The MDG Report 2013 emphasizes that progress for all children in sub-Saharan Africa is “within our grasp.” The region doubled its average rate of reduction of child deaths from 1.5 per cent a year in 1990-2000 to 3.1 per cent a year in 2000-2011, although it still has the highest child mortality rate in the world. From 1990 to 2011 for children under age five, the mortality rate dropped by 39 per cent (from 178 deaths per 1,000 live births to 109) and the proportion of those who are underweight dropped from 29 to 21 per cent. Some countries with high under-five death rates, including Ethiopia, Liberia, Madagascar, Malawi, Niger and Rwanda, reported reductions of at least 60 per cent.

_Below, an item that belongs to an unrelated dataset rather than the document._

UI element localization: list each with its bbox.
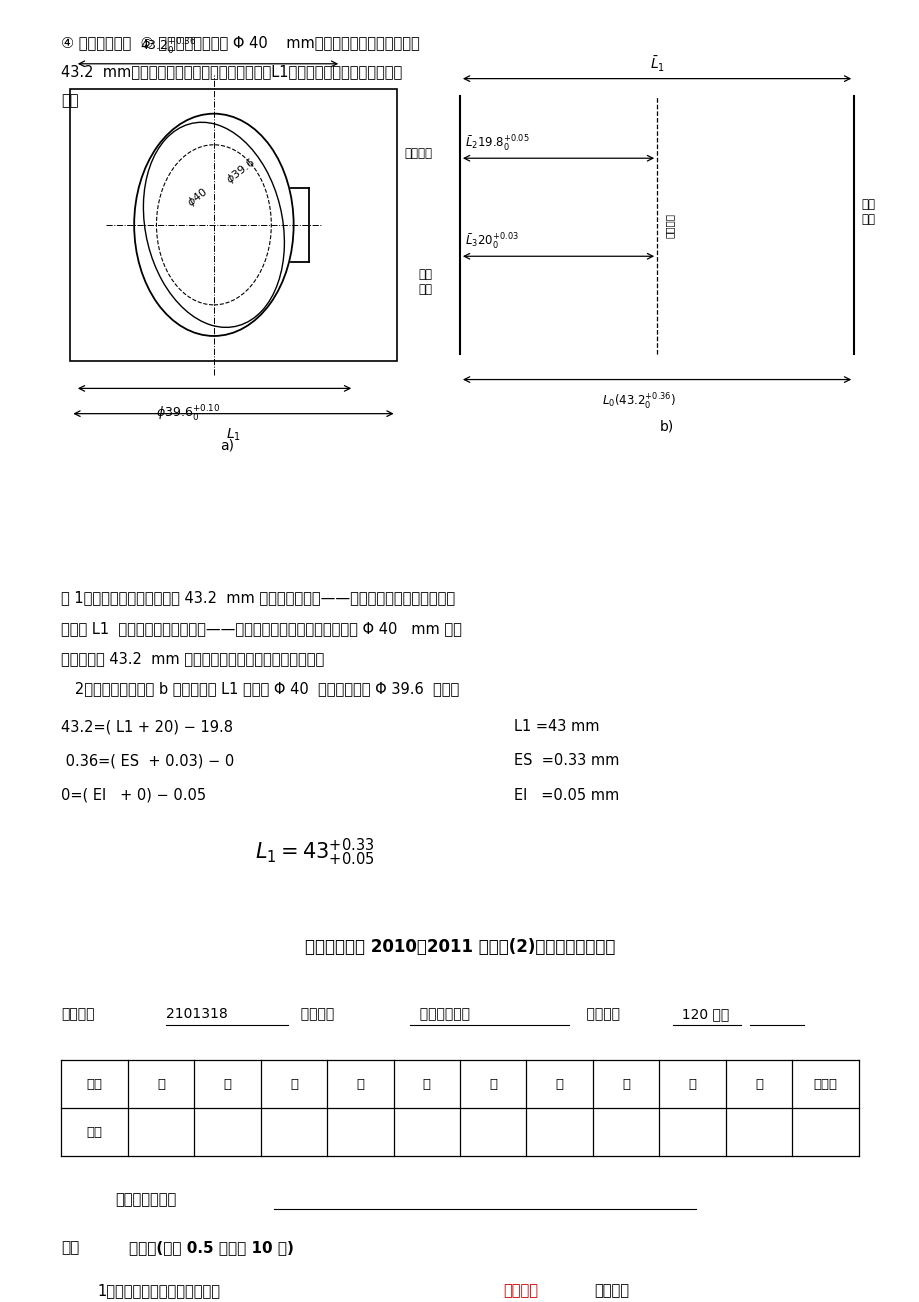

The report says steady progress has been made in expanding access to primary education in the region, with primary school enrolment rates increasing from 60 per cent to 77 per cent between 2000 and 2011.

Efforts to combat diseases are paying off in lives saved, as the region is on its way to halting the spread and reversing the incidence of tuberculosis and is making substantial progress battling malaria. One-third of children were sleeping under insecticide-treated nets in 2011, up from less than 5 per cent in 2000. Among developing regions, sub-Saharan Africa has the second highest access to HIV treatment – 56 per cent of people living with HIV received antiretroviral therapy in 2011. However, sub-Saharan Africa remains the most severely affected area by HIV.

Indicators for women are also improving. Despite having the highest maternal mortality ratio among all regions, sub-Saharan
Africa saw mortality ratios fall by 41 per cent over the past two decades, from 850 maternal deaths per 100,000 live births in 1990 to 500 in 2010.

The report says the proportion of parliamentary seats held by women increased from 13 per cent in 2000 to 21 per cent in 2013, the second highest among all developing regions. Globally, one of the highest electoral gains for women in 2012 was seen in Senegal, where women took 43 per cent of parliamentary seats.

The proportion of the region’s population using an improved water source increased from 49 per cent to 63 per cent between 1990 and 2011, according to the report.

New sanitation policies adopted in recent years throughout the developing world have shown remarkable success in ending open defecation, a practice that poses serious health and environmental risks to individuals and entire communities. In almost 100 countries, many in sub-Saharan Africa, new approaches to sanitation have taken root and the number of declared ‘open-defecation-free villages’ is rising .The proportion of the world’s population resorting to open defecation declined from 24 per cent in 1990 to 15 per cent in 2011.